Hoger beroep inzake maatregel bijstandsverlaging wegens niet meewerken aan arbeidsinschakeling

In deze zaak gaat het om een hoger beroep van appellant tegen de uitspraak van de rechtbank Limburg, waarin de rechtbank het beroep tegen een besluit van het college van burgemeester en wethouders van Heerlen ongegrond heeft verklaard. Appellant ontving bijstand op basis van de Participatiewet (PW) en was verplicht om mee te werken aan een onderzoek naar zijn mogelijkheden tot arbeidsinschakeling.
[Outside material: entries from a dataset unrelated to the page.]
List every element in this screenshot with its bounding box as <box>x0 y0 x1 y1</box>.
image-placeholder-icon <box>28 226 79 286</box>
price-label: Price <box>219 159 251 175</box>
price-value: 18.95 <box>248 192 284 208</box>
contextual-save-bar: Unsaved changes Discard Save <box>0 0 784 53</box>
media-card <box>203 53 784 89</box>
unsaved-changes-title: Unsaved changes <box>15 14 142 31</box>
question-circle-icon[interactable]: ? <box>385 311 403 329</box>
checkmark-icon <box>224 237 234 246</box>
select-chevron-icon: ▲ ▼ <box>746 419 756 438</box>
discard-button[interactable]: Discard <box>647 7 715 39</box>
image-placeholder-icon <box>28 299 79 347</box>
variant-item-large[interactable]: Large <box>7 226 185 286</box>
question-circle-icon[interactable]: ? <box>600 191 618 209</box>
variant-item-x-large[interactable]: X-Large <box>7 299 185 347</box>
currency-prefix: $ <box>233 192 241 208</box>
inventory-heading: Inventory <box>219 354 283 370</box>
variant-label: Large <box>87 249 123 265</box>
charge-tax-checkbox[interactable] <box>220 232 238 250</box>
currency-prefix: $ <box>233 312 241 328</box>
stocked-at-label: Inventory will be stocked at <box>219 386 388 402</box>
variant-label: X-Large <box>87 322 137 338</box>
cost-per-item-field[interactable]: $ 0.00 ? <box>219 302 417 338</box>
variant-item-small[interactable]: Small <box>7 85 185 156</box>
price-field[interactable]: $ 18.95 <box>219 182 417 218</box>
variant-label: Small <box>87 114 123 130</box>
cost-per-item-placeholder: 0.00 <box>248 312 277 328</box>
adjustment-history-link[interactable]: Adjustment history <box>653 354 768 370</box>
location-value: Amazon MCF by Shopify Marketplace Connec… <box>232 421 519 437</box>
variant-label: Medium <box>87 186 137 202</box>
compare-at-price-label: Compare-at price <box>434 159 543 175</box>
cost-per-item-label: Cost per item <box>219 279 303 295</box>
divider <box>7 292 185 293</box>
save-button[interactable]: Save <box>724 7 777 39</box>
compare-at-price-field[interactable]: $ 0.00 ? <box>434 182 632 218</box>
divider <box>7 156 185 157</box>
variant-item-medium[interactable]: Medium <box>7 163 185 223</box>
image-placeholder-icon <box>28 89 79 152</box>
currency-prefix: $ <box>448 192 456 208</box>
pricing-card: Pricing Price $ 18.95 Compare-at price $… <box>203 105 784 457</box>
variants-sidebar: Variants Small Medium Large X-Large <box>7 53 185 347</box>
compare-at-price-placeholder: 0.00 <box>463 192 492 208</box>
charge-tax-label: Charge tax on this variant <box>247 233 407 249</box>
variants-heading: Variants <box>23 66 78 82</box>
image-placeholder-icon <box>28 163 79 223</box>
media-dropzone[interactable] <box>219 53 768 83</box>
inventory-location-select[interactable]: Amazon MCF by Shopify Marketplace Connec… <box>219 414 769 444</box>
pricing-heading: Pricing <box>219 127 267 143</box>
Het college had appellant per 1 april 2016 een maatregel opgelegd, waarbij zijn bijstand met 100% werd verlaagd voor de duur van één maand, omdat hij niet had meegewerkt aan het invullen van een zelfredzaamheidsmatrix. Appellant stelde dat de maatregel disproportioneel was en dat hij zijn afspraken altijd was nagekomen.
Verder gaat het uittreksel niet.